Markets: equities continue to creep up
Patrik Lang, Head Equity Research, Julius Baer
Equities have continued to creep up a little bit each day last week, as another surprisingly positive earnings season in the US is now coming to an end. With 90 per cent of the US earnings season over, the S&P 500 has reported Q2 earnings-per-share (EPS) growth of 9 per cent compared to the same period last year, on the back of 5 per cent sales growth. The proportion of positive sales and earnings surprises has reached a multi-year high, with information technology and pharma companies as its main drivers.
The proportion of pharma and technology stocks that have beaten earnings expectations is close to record highs. The only sector that came in below market expectations and sees downgrades to consensus expectations is energy. Turning to Europe, where around 60 per cent of all Stoxx 600 companies have published results so far, earnings growth is even stronger (Q2 EPS is up 13 per cent), driven by better-than-expected earnings from banks and industrials. However, and for the first time since Q1 last year, earnings forecasts for European companies are revised downwards due to the lower oil price and the recent euro strength.
We continue to be optimistic about Euro zone equities, as valuations remain highly attractive relative to the US, and earnings momentum is also in favour of the Euro zone.
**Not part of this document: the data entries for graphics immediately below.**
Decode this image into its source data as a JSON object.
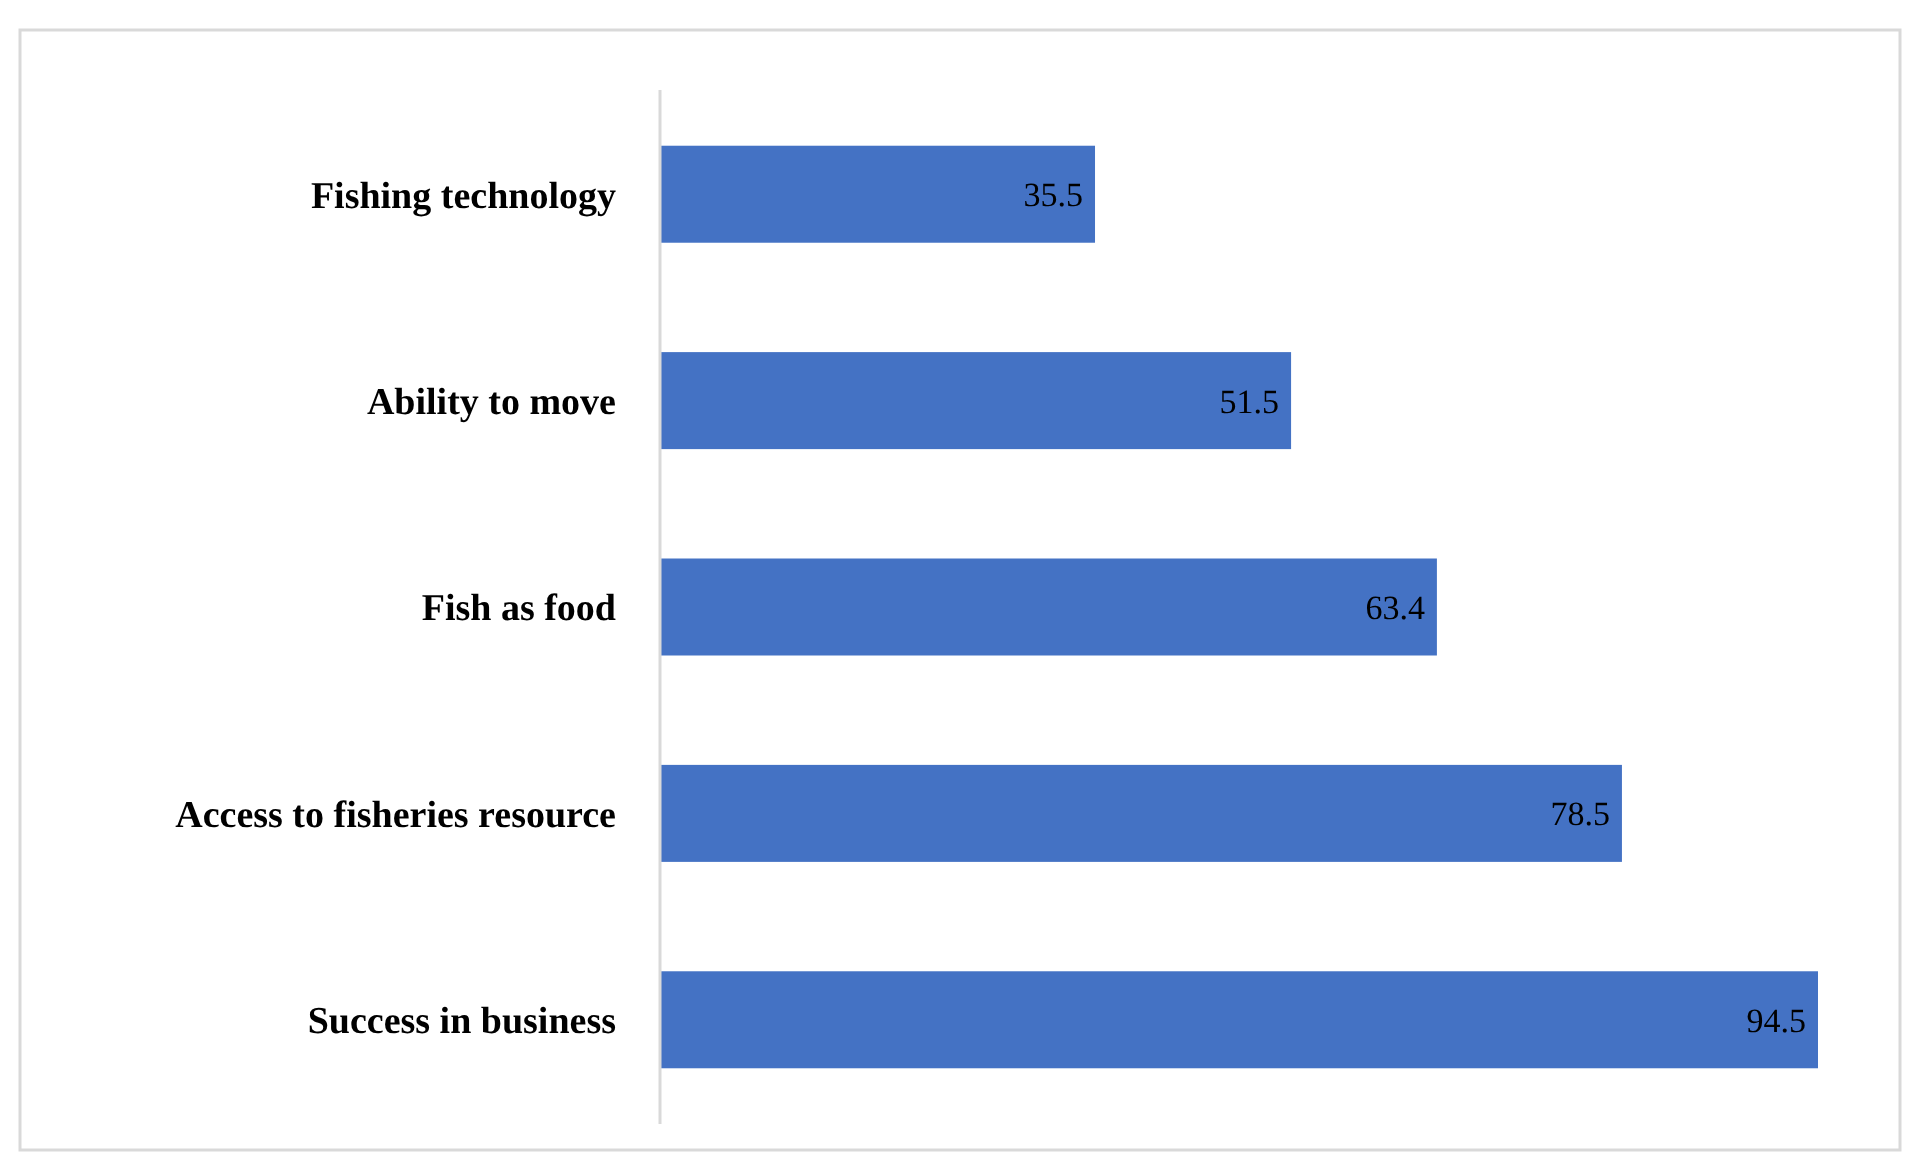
{
  "chart_data": {
    "type": "bar",
    "orientation": "horizontal",
    "categories": [
      "Fishing technology",
      "Ability to move",
      "Fish as food",
      "Access to fisheries resource",
      "Success in business"
    ],
    "values": [
      35.5,
      51.5,
      63.4,
      78.5,
      94.5
    ],
    "color": "#4472c4",
    "data_labels": true,
    "tick_labels": "y"
  }
}
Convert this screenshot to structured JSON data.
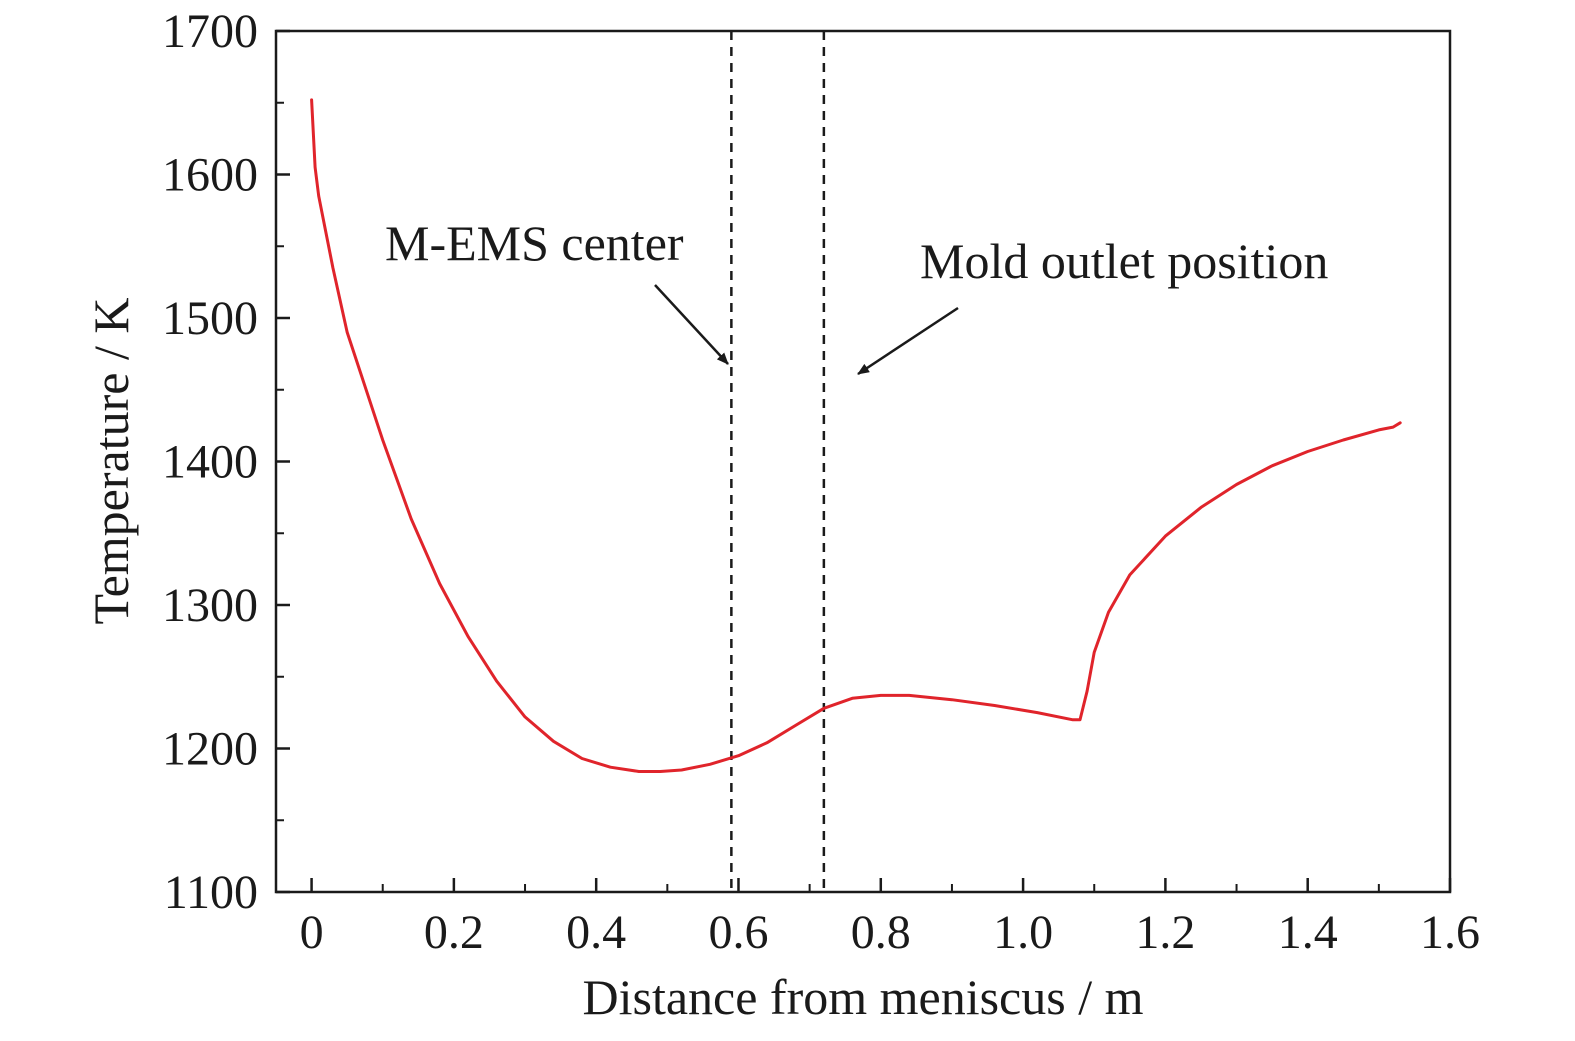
{
  "chart_data": {
    "type": "line",
    "title": "",
    "xlabel": "Distance from meniscus / m",
    "ylabel": "Temperature / K",
    "xlim": [
      -0.05,
      1.6
    ],
    "ylim": [
      1100,
      1700
    ],
    "x_ticks": [
      0,
      0.2,
      0.4,
      0.6,
      0.8,
      1.0,
      1.2,
      1.4,
      1.6
    ],
    "x_tick_labels": [
      "0",
      "0.2",
      "0.4",
      "0.6",
      "0.8",
      "1.0",
      "1.2",
      "1.4",
      "1.6"
    ],
    "y_ticks": [
      1100,
      1200,
      1300,
      1400,
      1500,
      1600,
      1700
    ],
    "y_tick_labels": [
      "1100",
      "1200",
      "1300",
      "1400",
      "1500",
      "1600",
      "1700"
    ],
    "x_minor_step": 0.1,
    "y_minor_step": 50,
    "grid": false,
    "line_color": "#e0242b",
    "series": [
      {
        "values_x": [
          0,
          0.005,
          0.01,
          0.02,
          0.03,
          0.05,
          0.07,
          0.1,
          0.14,
          0.18,
          0.22,
          0.26,
          0.3,
          0.34,
          0.38,
          0.42,
          0.46,
          0.49,
          0.52,
          0.56,
          0.6,
          0.64,
          0.68,
          0.72,
          0.76,
          0.8,
          0.84,
          0.9,
          0.96,
          1.02,
          1.07,
          1.08,
          1.09,
          1.1,
          1.12,
          1.15,
          1.2,
          1.25,
          1.3,
          1.35,
          1.4,
          1.45,
          1.5,
          1.52,
          1.53
        ],
        "values_y": [
          1652,
          1605,
          1585,
          1560,
          1535,
          1490,
          1460,
          1415,
          1360,
          1315,
          1278,
          1247,
          1222,
          1205,
          1193,
          1187,
          1184,
          1184,
          1185,
          1189,
          1195,
          1204,
          1216,
          1228,
          1235,
          1237,
          1237,
          1234,
          1230,
          1225,
          1220,
          1220,
          1240,
          1267,
          1295,
          1321,
          1348,
          1368,
          1384,
          1397,
          1407,
          1415,
          1422,
          1424,
          1427
        ]
      }
    ],
    "reference_lines": [
      {
        "x": 0.59,
        "style": "dashed"
      },
      {
        "x": 0.72,
        "style": "dashed"
      }
    ],
    "annotations": [
      {
        "text": "M-EMS center",
        "points_to_x": 0.59
      },
      {
        "text": "Mold outlet position",
        "points_to_x": 0.72
      }
    ]
  }
}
With regard to currencies, we believe that the euro is currently in a phase of overshoot. Our models tell us that, based on interest-rate differentials and speculative positioning, the euro should weaken against the US dollar and in particular against the Swiss franc.
The strong US employment report last week clearly supports our positive view on the dollar, even if wage gains continue to be moderate. With the unemployment rate at 4.3 per cent, a new 16-year low, we believe it will be just a question of time before wage growth gets closer to the 3 per cent run rate, where it should be.